The Sun’s Bride
The Eastern Mediterranean, 246 BC. The Rhodian warship Atalanta and her naked crew (that got your attention) come across and destroy a pirate ship. The Atalanta’s helmsman, Isokrates, is in temporary command, and is pleased not only with this victory but also with the discovery that the prisoners that he has rescued from the pirates include the beautiful, wealthy, and cultured Dionysia. Dionysia is carrying a secret that, when revealed, will plunge Isokrates and the republic of Rhodes into great danger.
War and politics interact with other pressures upon Isokrates: his ambition to make his way in the world as a sea officer, and his estrangement from his elderly father arising from a family tragedy years before.
At the risk of an angry letter from the author, I always think of Gillian Bradshaw’s novels as ripping yarns with class.
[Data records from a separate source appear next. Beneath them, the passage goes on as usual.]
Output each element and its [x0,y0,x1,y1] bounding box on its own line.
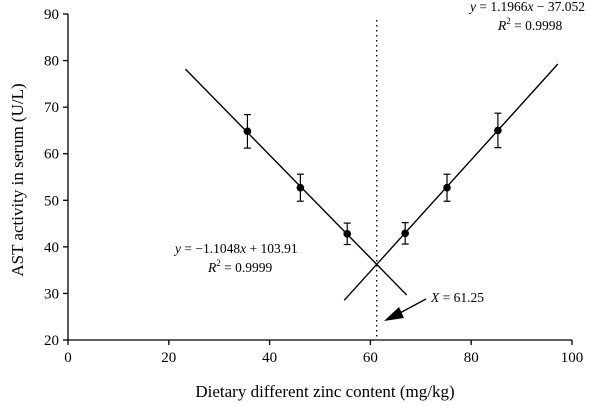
x-tick-label: 60 [363,350,378,366]
data-point [343,230,352,238]
chart-marks [184,20,559,340]
data-point [401,229,409,238]
left-fit-equation: y = −1.1048x + 103.91 [173,241,298,256]
x-tick-label: 20 [161,350,176,366]
x-axis-title: Dietary different zinc content (mg/kg) [195,382,454,401]
y-tick-label: 50 [44,193,59,209]
right-fit-line [343,63,559,301]
left-fit-r2: R2 = 0.9999 [207,258,272,275]
y-tick-label: 90 [44,7,59,23]
left-fit-line [184,68,408,296]
data-point [494,126,502,135]
right-fit-equation: y = 1.1966x − 37.052 [468,0,585,14]
breakpoint-arrow-shaft [397,298,427,315]
y-tick-label: 40 [44,240,59,256]
y-axis-title: AST activity in serum (U/L) [8,83,27,276]
y-tick-label: 80 [44,54,59,70]
data-point [443,183,451,192]
x-tick-label: 0 [64,350,72,366]
y-tick-label: 70 [44,100,59,116]
data-point [296,183,305,192]
right-fit-r2: R2 = 0.9998 [497,16,562,33]
axes: 20 30 40 50 60 70 80 90 0 20 40 60 80 100 [44,7,583,366]
data-point [243,127,252,136]
y-tick-label: 60 [44,147,59,163]
y-tick-label: 30 [44,286,59,302]
breakpoint-label: X = 61.25 [430,290,484,305]
breakpoint-arrow-head [384,307,404,321]
y-tick-label: 20 [44,333,59,349]
x-tick-label: 40 [262,350,277,366]
x-tick-label: 80 [464,350,479,366]
x-tick-label: 100 [561,350,584,366]
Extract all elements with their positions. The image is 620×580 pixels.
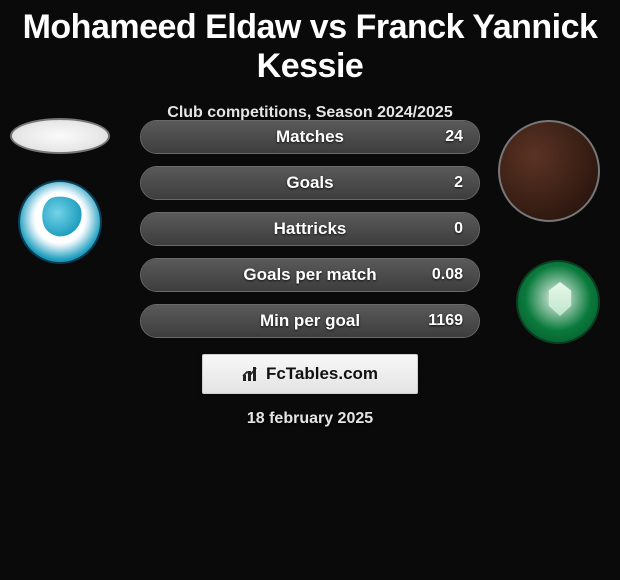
stat-value-right: 0.08 [432, 259, 463, 291]
stat-value-right: 0 [454, 213, 463, 245]
player-left-avatar-placeholder [10, 118, 110, 154]
chart-icon [242, 366, 260, 382]
stat-value-right: 2 [454, 167, 463, 199]
stat-label: Goals [141, 167, 479, 199]
page-title: Mohameed Eldaw vs Franck Yannick Kessie [0, 0, 620, 86]
stat-row: Hattricks 0 [140, 212, 480, 246]
generated-date: 18 february 2025 [0, 410, 620, 428]
stat-value-right: 1169 [428, 305, 463, 337]
club-right-badge [516, 260, 600, 344]
stat-row: Matches 24 [140, 120, 480, 154]
watermark-text: FcTables.com [266, 364, 378, 384]
stat-value-right: 24 [445, 121, 463, 153]
player-right-avatar [498, 120, 600, 222]
club-left-badge [18, 180, 102, 264]
stat-label: Goals per match [141, 259, 479, 291]
source-watermark: FcTables.com [202, 354, 418, 394]
comparison-card: Mohameed Eldaw vs Franck Yannick Kessie … [0, 0, 620, 580]
stat-label: Hattricks [141, 213, 479, 245]
stat-row: Min per goal 1169 [140, 304, 480, 338]
stat-row: Goals per match 0.08 [140, 258, 480, 292]
stat-label: Matches [141, 121, 479, 153]
stat-row: Goals 2 [140, 166, 480, 200]
stat-rows: Matches 24 Goals 2 Hattricks 0 Goals per… [140, 120, 480, 350]
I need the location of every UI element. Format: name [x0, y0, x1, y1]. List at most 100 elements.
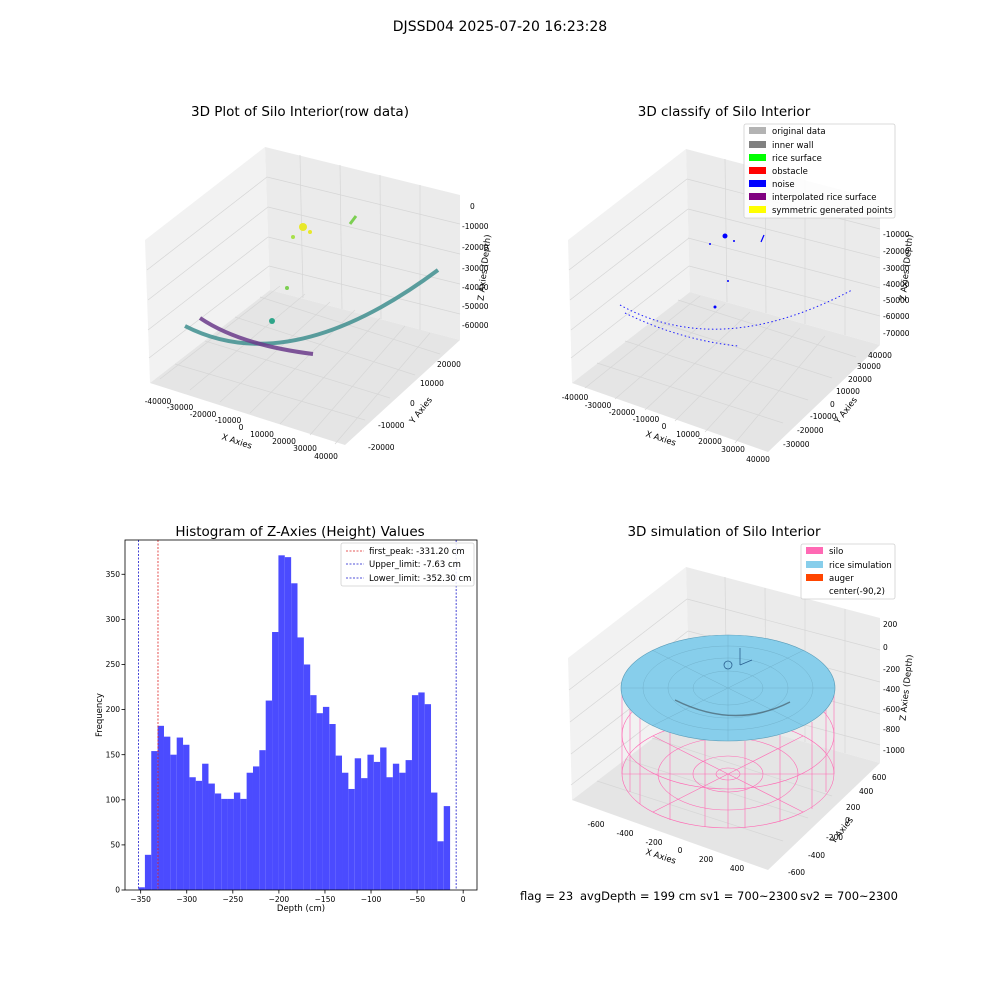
svg-text:-600: -600: [587, 820, 604, 829]
histogram-bar: [361, 778, 368, 890]
histogram-bar: [221, 798, 228, 890]
svg-text:-30000: -30000: [585, 401, 612, 410]
svg-text:-60000: -60000: [462, 321, 489, 330]
svg-text:-40000: -40000: [883, 280, 910, 289]
svg-text:-10000: -10000: [633, 415, 660, 424]
histogram-bar: [265, 700, 273, 890]
classify-z-label: Z Axies (Depth): [899, 234, 916, 301]
svg-text:30000: 30000: [293, 444, 317, 453]
svg-text:0: 0: [662, 422, 667, 431]
svg-text:-30000: -30000: [167, 403, 194, 412]
histogram-bar: [183, 744, 190, 890]
panel-classify: 3D classify of Silo Interior -40000 -300…: [562, 104, 916, 464]
histogram-bar: [202, 763, 209, 890]
histogram-bar: [431, 792, 438, 890]
histogram-bar: [278, 555, 285, 890]
raw-green-point: [285, 286, 289, 290]
histogram-bar: [354, 758, 362, 890]
histogram-bar: [329, 724, 336, 890]
histogram-bar: [233, 792, 241, 890]
histogram-x-tick-label: −350: [130, 895, 151, 904]
histogram-bar: [195, 780, 203, 890]
histogram-bar: [392, 763, 400, 890]
svg-text:-20000: -20000: [883, 247, 910, 256]
rice-depression: [674, 699, 791, 717]
footer-sv2: sv2 = 700~2300: [800, 889, 898, 903]
svg-text:inner wall: inner wall: [772, 141, 813, 151]
raw-right-pane: [265, 147, 460, 340]
histogram-bar: [240, 798, 247, 890]
histogram-x-tick-label: −50: [409, 895, 425, 904]
histogram-bar: [418, 692, 425, 890]
svg-text:-40000: -40000: [462, 283, 489, 292]
svg-text:-1000: -1000: [883, 746, 905, 755]
histogram-legend: first_peak: -331.20 cm Upper_limit: -7.6…: [340, 542, 475, 587]
histogram-x-tick-label: −150: [315, 895, 336, 904]
raw-floor-pane: [150, 290, 460, 445]
raw-x-label: X Axies: [220, 432, 253, 451]
svg-text:-20000: -20000: [797, 426, 824, 435]
classify-noise-point: [713, 305, 717, 309]
svg-text:20000: 20000: [437, 360, 461, 369]
svg-text:-40000: -40000: [145, 397, 172, 406]
histogram-x-label: Depth (cm): [277, 904, 325, 914]
histogram-bar: [443, 806, 451, 890]
histogram-x-tick-label: −300: [176, 895, 197, 904]
histogram-x-tick-label: −250: [223, 895, 244, 904]
panel-raw-data: 3D Plot of Silo Interior(row data) -4000: [145, 104, 494, 461]
histogram-bar: [316, 713, 323, 890]
raw-green-streak: [348, 215, 358, 225]
rice-surface-mesh: [621, 635, 835, 741]
svg-text:noise: noise: [772, 180, 795, 190]
sim-y-ticks: -600 -400 -200 0 200 400 600: [788, 773, 887, 877]
svg-text:-50000: -50000: [462, 302, 489, 311]
histogram-bar: [157, 725, 164, 890]
histogram-bar: [411, 695, 419, 890]
panel-classify-title: 3D classify of Silo Interior: [638, 104, 811, 120]
classify-back-pane: [568, 149, 690, 383]
histogram-bar: [189, 777, 196, 890]
svg-text:10000: 10000: [420, 379, 444, 388]
svg-text:10000: 10000: [836, 387, 860, 396]
classify-legend: original data inner wall rice surface ob…: [743, 123, 896, 219]
footer-flag: flag = 23: [520, 889, 573, 903]
svg-text:0: 0: [470, 202, 475, 211]
svg-text:Lower_limit: -352.30 cm: Lower_limit: -352.30 cm: [369, 574, 471, 584]
svg-text:0: 0: [883, 643, 888, 652]
svg-text:40000: 40000: [314, 452, 338, 461]
histogram-y-tick-label: 250: [106, 660, 121, 669]
histogram-x-tick-label: −100: [361, 895, 382, 904]
classify-noise-point-2: [727, 280, 729, 282]
panel-simulation: 3D simulation of Silo Interior: [568, 524, 915, 877]
histogram-bar: [310, 695, 317, 890]
raw-yellow-cluster: [299, 223, 307, 231]
svg-text:-400: -400: [808, 851, 825, 860]
svg-text:-10000: -10000: [462, 222, 489, 231]
panel-raw-title: 3D Plot of Silo Interior(row data): [191, 104, 409, 120]
histogram-bar: [348, 788, 355, 890]
svg-text:-200: -200: [645, 838, 662, 847]
svg-text:10000: 10000: [250, 430, 274, 439]
histogram-reference-lines: [138, 540, 457, 890]
sim-z-label: Z Axies (Depth): [899, 654, 916, 721]
svg-text:silo: silo: [829, 547, 843, 557]
histogram-bar: [322, 706, 330, 890]
histogram-bar: [214, 793, 222, 890]
svg-text:0: 0: [678, 846, 683, 855]
histogram-y-label: Frequency: [95, 693, 105, 737]
svg-text:20000: 20000: [272, 437, 296, 446]
classify-noise-arc: [619, 289, 853, 330]
histogram-bar: [176, 737, 184, 890]
histogram-plot-frame: [124, 539, 478, 891]
classify-noise-arc-2: [624, 312, 739, 347]
histogram-bar: [170, 754, 177, 890]
svg-text:-20000: -20000: [368, 443, 395, 452]
svg-text:original data: original data: [772, 127, 826, 137]
svg-text:600: 600: [872, 773, 887, 782]
raw-teal-blob: [269, 318, 275, 324]
histogram-bar: [297, 637, 304, 890]
svg-text:-30000: -30000: [783, 440, 810, 449]
raw-purple-arc: [198, 316, 314, 356]
footer-status: flag = 23 avgDepth = 199 cm sv1 = 700~23…: [520, 889, 898, 903]
histogram-x-ticks: −350 −300 −250 −200 −150 −100 −50 0: [130, 890, 466, 904]
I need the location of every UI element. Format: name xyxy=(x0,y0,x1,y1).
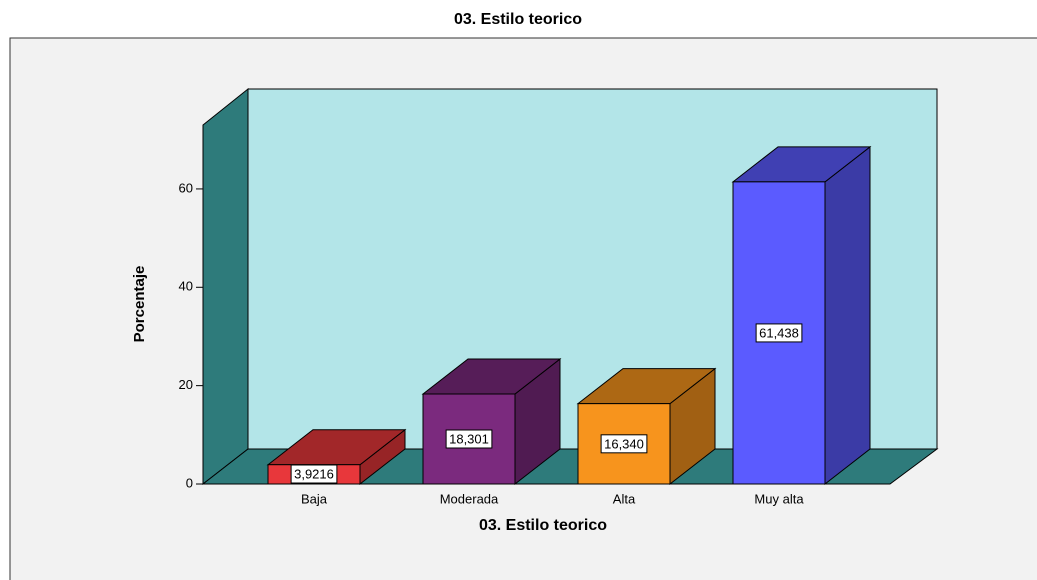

The Sun’s Bride moves at a fast, almost breathless pace, and I mean that as praise, and the cultural and political background are worked in expertly as well. Isokrates does occasionally come out with opinions more likely to be heard from an early-21st-century Western liberal, but most of the time he is credibly tough and driven.
At the end, all the threads of the story have been resolved, if not entirely in the way that the characters would have wanted.
Gillian Bradshaw has done her research, which she outlines in an Author’s Note, and here’s an author who does know that ancient galleys were not rowed by slaves, for example. It is surprising, then, that on page 66, there is a mention of tacking (sailing against the wind), which wasn’t practical until the invention of the lateen sail at a later period.
This novel is highly recommended, and if you haven’t read Gillian Bradshaw, try her Island of Ghosts as well.